O mote da campanha de sensibilização ambiental para pontas de cigarros da Freguesia de Santo António de Lisboa foi lançado em 29 de agosto de 2019. Sendo a forma mais comum de lixo, a beata é um flagelo que persiste, e que pode demorar até 10 anos a decompor-se. E por ser urgente mudar este comportamento, os serviços de Limpeza Urbana e Licenciamento iniciaram, neste dia, a primeira de três ações do ano pensadas para sensibilizar a população.
 
Presente no dia do lançamento da campanha, Ângelo Pereira, Vereador do PSD da Câmara Municipal de Oeiras, deu os parabéns à freguesia. “É uma campanha muito positiva. É muito importante sensibilizar a população para o tema da defesa do ambiente. E o tema “Porque o mar começa aqui” as pessoas à primeira vista estranham, mas depois percebem, que tudo o que é deitado aqui, chega ao mar”.
 
O arranque da campanha coincidiu com a instalação do primeiro cinzeiro de parede na freguesia - Cinema São Jorge. E, neste momento, a freguesia tem mais de 150 entidades públicas e privadas interessadas nos cinzeiros. Filipa Mendes, responsável pelos serviços de Limpeza Urbana da Freguesia de Santo António, reforça que “este protocolo com os agentes económicos procura envolvê-los neste processo de procura de uma solução, como dar uma resposta aos comerciantes face à nova legislação das beatas”. De relembrar em 3 de setembro de 2019 foi publicado em Diário da República, a Lei nº 88 que aprova medidas para recolha e tratamento dos resíduos de tabaco e pune com coimas entre 25 e 250 euros para quem atirar beatas para a via pública. E de acordo com esta lei, os “estabelecimentos comerciais, designadamente de restauração e bebidas, onde é proibido fumar, devem dispor de cinzeiros e de equipamentos próprios para a deposição dos resíduos indiferenciados e seletivos”.
 
E antecipando estas normas, sensibilizando comerciantes, moradores e trabalhadores foram pensados, para além dos cinzeiros de parede, os cinzeiros de bolso que podem ser solicitados pelos nossos fregueses, no polo de atendimento, na rua Alexandre Herculano nº 46, R/C Esq.

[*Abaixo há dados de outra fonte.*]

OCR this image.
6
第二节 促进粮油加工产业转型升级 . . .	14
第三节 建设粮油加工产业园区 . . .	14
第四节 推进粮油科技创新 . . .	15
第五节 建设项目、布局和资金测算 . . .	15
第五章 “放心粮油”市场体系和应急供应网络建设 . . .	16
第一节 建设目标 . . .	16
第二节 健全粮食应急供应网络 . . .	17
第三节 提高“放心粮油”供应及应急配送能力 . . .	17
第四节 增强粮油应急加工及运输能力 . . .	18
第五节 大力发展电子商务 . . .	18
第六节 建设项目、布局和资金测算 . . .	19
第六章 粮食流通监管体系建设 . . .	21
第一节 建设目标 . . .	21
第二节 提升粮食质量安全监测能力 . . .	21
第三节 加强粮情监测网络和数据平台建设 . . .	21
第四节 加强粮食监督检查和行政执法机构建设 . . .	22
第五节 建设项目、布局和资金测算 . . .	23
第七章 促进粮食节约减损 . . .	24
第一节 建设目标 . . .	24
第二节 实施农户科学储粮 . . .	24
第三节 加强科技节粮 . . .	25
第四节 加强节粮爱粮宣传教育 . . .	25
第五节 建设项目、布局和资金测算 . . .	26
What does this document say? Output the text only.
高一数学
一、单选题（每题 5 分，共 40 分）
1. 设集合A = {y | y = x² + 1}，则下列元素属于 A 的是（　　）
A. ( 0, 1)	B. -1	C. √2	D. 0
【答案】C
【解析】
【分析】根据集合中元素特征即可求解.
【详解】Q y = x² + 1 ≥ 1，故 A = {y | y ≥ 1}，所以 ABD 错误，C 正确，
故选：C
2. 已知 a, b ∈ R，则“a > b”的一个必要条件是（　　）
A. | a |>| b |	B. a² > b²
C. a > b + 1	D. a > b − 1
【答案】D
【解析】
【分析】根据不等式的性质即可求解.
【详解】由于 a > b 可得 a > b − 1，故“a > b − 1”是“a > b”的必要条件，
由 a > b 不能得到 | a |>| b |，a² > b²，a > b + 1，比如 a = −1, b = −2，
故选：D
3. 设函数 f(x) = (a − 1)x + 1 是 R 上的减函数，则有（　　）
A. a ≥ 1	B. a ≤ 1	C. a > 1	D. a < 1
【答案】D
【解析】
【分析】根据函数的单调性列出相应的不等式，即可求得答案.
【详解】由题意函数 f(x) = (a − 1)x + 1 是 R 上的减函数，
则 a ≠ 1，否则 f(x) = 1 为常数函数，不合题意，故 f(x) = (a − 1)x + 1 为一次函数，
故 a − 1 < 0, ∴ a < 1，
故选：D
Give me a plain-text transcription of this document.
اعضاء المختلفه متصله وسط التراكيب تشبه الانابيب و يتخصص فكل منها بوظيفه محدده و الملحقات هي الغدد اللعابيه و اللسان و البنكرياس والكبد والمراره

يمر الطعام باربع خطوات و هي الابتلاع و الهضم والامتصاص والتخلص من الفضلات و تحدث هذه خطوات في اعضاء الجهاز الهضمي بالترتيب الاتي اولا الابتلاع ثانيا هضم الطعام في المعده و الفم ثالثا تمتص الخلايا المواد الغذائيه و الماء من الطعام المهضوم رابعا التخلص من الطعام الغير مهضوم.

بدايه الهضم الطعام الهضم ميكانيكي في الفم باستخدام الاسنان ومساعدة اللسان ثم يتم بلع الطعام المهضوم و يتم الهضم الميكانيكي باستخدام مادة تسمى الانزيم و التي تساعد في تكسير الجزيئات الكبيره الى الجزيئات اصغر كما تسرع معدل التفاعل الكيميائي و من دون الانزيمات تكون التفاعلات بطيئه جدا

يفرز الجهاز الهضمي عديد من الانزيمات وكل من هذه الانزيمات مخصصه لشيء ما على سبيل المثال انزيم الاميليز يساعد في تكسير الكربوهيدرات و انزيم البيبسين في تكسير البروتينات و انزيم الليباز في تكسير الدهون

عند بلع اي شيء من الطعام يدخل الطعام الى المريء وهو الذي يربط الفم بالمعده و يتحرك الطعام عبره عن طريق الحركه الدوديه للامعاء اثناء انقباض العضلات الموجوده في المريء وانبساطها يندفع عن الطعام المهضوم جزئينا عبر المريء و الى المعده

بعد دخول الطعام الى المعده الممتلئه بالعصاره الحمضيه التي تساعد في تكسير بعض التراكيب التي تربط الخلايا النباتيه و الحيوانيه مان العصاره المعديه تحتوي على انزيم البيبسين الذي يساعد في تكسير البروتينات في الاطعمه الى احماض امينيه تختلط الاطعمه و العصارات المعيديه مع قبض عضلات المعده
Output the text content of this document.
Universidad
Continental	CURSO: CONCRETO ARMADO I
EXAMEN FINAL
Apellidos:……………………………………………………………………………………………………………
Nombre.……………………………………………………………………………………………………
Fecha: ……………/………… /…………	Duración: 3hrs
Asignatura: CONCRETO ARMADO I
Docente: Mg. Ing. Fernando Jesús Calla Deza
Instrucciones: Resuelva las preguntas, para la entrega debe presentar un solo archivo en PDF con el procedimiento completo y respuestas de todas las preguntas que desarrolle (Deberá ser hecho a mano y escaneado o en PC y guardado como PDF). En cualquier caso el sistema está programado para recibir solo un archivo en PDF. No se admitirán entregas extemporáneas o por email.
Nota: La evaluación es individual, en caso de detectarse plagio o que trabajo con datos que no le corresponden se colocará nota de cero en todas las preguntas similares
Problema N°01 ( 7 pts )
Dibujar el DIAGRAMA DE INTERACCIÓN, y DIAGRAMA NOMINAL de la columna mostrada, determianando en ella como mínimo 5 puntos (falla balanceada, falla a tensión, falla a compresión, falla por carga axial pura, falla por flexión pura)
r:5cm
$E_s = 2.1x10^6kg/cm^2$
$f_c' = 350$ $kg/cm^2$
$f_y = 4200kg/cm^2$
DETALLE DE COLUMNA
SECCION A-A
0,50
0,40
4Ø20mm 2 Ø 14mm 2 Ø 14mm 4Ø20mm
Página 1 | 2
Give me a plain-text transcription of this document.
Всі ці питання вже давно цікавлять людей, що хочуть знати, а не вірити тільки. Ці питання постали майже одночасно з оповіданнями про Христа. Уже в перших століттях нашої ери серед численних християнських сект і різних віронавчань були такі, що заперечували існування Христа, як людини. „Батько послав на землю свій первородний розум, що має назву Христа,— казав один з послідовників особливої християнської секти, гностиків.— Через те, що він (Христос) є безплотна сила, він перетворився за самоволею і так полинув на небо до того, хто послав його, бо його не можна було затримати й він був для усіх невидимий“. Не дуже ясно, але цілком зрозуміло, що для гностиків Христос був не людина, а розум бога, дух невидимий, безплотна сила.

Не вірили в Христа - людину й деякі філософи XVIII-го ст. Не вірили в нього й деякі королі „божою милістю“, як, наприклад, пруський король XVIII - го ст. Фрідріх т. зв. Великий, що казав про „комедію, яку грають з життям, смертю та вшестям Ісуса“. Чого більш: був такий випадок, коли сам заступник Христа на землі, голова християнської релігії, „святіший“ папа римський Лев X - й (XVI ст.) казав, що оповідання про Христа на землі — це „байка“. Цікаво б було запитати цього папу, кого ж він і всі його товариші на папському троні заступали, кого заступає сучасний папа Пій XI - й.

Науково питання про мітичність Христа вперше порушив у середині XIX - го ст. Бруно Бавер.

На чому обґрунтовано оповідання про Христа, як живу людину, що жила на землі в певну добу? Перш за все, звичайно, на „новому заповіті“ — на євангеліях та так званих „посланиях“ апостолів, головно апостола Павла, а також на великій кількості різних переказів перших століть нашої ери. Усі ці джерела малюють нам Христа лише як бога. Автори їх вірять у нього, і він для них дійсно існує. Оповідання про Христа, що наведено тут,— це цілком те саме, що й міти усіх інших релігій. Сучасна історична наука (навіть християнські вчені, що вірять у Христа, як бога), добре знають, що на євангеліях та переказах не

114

Têm apenas que comprovar que são eleitores.
 
Ambos os cinzeiros são fabricados manualmente em POLISIN®, matéria prima de patente portuguesa que reutiliza plásticos acumulados em aterros por impossibilidade de reciclagem.
 
“Estamos neste momento em contacto com entidades para obter uma solução que permita fazer a valorização energética das beatas. Seja através do tratamento como resíduo ou para reutilização enquanto parcela de outros materiais. Tudo isto por entendermos que ainda não está fechada a economia circular das beatas”. Reforça Filipa Mendes.
 
Até ao final de 2019, o Presidente da Freguesia de Santo António de Lisboa, Vasco Morgado, espera tirar 200.000 beatas da rua até ao final do ano e lembra “que uma boa parcela dos custos de uma autarquia é canalizada anualmente para a varredura de beatas da via pública, com custos para os contribuintes que poderiam ser canalizados para outras áreas socioculturais ou mesmo ambientais”.
 
Porque o mar começa aqui, bem no coração de Lisboa está a ajudar a mudar esta realidade com a distribuição de cinzeiros (de bolso e de parede). Uma forma de proteger o ambiente.  Melhorar as condições de limpeza do espaço urbano. Cumprir com deveres de legislação e regulamentos vigentes.